The Truth
Not Left vs. Right - It's The Top Few vs. All The Rest Of Us
The System No Longer Serves the People
Productivity Up, Wages Flat
Since the late 1970s, American workers have generated far more economic value, but the benefits haven’t flowed back to them. From 1979 to 2020, productivity in the U.S. grew by 62.5%, while typical worker compensation rose just 17.5% after inflation. In other words, workers are doing almost twice as much, yet being paid only a fraction more. The gap between productivity and pay reflects a fundamental breakdown in how prosperity is shared.
(Source: Economic Policy Institute)
Wealth Inequality at Historic Levels
The concentration of wealth is staggering. The top 1% now own 31% of all U.S. household wealth, the top 10% control nearly 70%, and the bottom 50% hold only about 2.5% - collectively. This means that half of Americans combined own less than a fraction of the richest handful of families. The wealth gap hasn’t been this wide since the Gilded Age of the late 1800s, a period infamous for extreme inequality and political corruption.
(Sources: Federal Reserve, Inequality.org)
Income Gaps Continue to Widen
The story of income is equally unequal. In 1979, the bottom 90% of Americans took home nearly 70% of national income. By 2021, their share had fallen to 58.6%, while the top 1% doubled theirs to nearly 15%. Wages for the top 1% have soared by over 200%, while the bottom 90% saw increases of under 50%. Even among the top 10%, most gains are skewed to the very top. This hollowing-out of the middle mirrors what many families feel: more work, less security.

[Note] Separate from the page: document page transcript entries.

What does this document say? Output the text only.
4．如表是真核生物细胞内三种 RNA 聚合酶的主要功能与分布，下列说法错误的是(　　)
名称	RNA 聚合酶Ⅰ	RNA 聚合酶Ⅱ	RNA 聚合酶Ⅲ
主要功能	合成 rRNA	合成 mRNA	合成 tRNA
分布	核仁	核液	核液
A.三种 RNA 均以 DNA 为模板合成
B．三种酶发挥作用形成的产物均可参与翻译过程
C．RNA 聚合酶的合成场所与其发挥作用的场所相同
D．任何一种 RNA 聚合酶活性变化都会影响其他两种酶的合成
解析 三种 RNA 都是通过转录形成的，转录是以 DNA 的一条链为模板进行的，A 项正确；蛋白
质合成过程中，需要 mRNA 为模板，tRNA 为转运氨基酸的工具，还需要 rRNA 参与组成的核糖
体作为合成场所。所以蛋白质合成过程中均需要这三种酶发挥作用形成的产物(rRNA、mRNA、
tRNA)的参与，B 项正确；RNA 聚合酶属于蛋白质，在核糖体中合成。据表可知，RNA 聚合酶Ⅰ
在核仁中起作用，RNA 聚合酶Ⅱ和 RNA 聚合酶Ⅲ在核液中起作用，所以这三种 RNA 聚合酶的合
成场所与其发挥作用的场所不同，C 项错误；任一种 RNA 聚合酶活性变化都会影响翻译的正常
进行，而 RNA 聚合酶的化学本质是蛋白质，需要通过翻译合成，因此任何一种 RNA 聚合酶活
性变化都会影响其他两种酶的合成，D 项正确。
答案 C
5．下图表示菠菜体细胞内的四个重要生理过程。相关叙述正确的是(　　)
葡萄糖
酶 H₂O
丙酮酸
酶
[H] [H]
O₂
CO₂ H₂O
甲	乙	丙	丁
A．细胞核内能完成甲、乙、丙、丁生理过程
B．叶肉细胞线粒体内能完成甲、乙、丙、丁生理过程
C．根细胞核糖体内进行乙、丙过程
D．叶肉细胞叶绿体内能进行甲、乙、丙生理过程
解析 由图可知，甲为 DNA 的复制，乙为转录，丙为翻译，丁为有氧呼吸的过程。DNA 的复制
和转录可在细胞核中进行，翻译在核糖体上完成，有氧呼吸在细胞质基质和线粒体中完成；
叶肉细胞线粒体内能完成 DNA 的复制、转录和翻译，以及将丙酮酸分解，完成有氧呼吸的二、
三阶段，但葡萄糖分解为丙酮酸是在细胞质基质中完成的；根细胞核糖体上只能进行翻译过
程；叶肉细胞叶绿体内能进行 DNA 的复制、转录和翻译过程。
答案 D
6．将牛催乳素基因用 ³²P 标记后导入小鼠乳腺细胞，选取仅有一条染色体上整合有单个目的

(Source: Economic Policy Institute)

The Squeeze on Ordinary Families
At the same time, the cost of living has exploded. Housing prices have grown more than 160% since 2000, outpacing income growth. College tuition has more than tripled since the 1980s, leaving Americans with over $1.7 trillion in student debt. Healthcare costs consume nearly 20% of GDP, with medical debt being the leading cause of personal bankruptcy. Today, 63% of Americans live paycheck to paycheck, while wealth at the top compounds endlessly through investments and tax advantages.
(Sources: Pew Research, Federal Reserve Survey of Consumer Finances)
How Policy Reinforces Inequality
This imbalance isn’t accidental—it’s designed through policy. The U.S. Chamber of Commerce, pharmaceutical giants, Wall Street, and energy companies pour billions into lobbying. In 2023 alone, corporations and interest groups spent over $4 billion lobbying lawmakers. Tax laws favor capital gains over wages, union power has been weakened, and campaign finance rules (especially after Citizens United in 2010) allow nearly unlimited corporate political spending. These dynamics tilt the playing field toward those who already hold wealth and influence.
(Sources: OpenSecrets, Public Citizen)
Divide and Distract: The Politics of Blame
Instead of focusing on inequality, public debate often scapegoats other groups. Politicians and media outlets fuel division by blaming Democrats, Republicans, immigrants, transgender individuals, DEI advocates, or the unhoused and mentally ill for the country’s struggles. But these groups are not responsible for stagnant wages or skyrocketing housing costs. The real driver of economic hardship is the deliberate funneling of wealth upward, as corporations and billionaires maximize profits while suppressing wages and shaping government rules to their benefit.
(Source: World Inequality Database)
A Rigged System, Not a Broken One
What we see today isn’t a system failing accidentally—it’s a system working exactly as designed, but only for the wealthy few. With corporations writing laws, billionaires capturing outsized gains, and everyday workers squeezed on all sides, the American Dream is increasingly out of reach for most families. Unless we rebalance wealth and power—through fairer taxation, stronger worker protections, campaign finance reform, and limits on corporate influence—the gulf between the top 10% and the rest will only grow wider, threatening both democracy and social stability.
Once democracy is compromised, the door is then left wide open for authoritarian rule.
The Solution
We divest from "the system" while building a civic force and parallel systems that rivals the rigged system. Big corporations have sold us the illusion of convenience while quietly consolidating power, crushing small businesses, eliminating competition and stripping communities of independence. The true cost of this is becoming apparent and the results are staggering.
We must unite under a shared vision and language to bring forth a massive cultural shift. A shift that reclaims our dollars, our labor, and our resources and returns it to where they belong: our communities - not corporate America. By rebuilding local systems—economic, social, and cultural—we become less dependent on corporations and more resilient to their exploitation. The stronger our communities, the weaker the system becomes.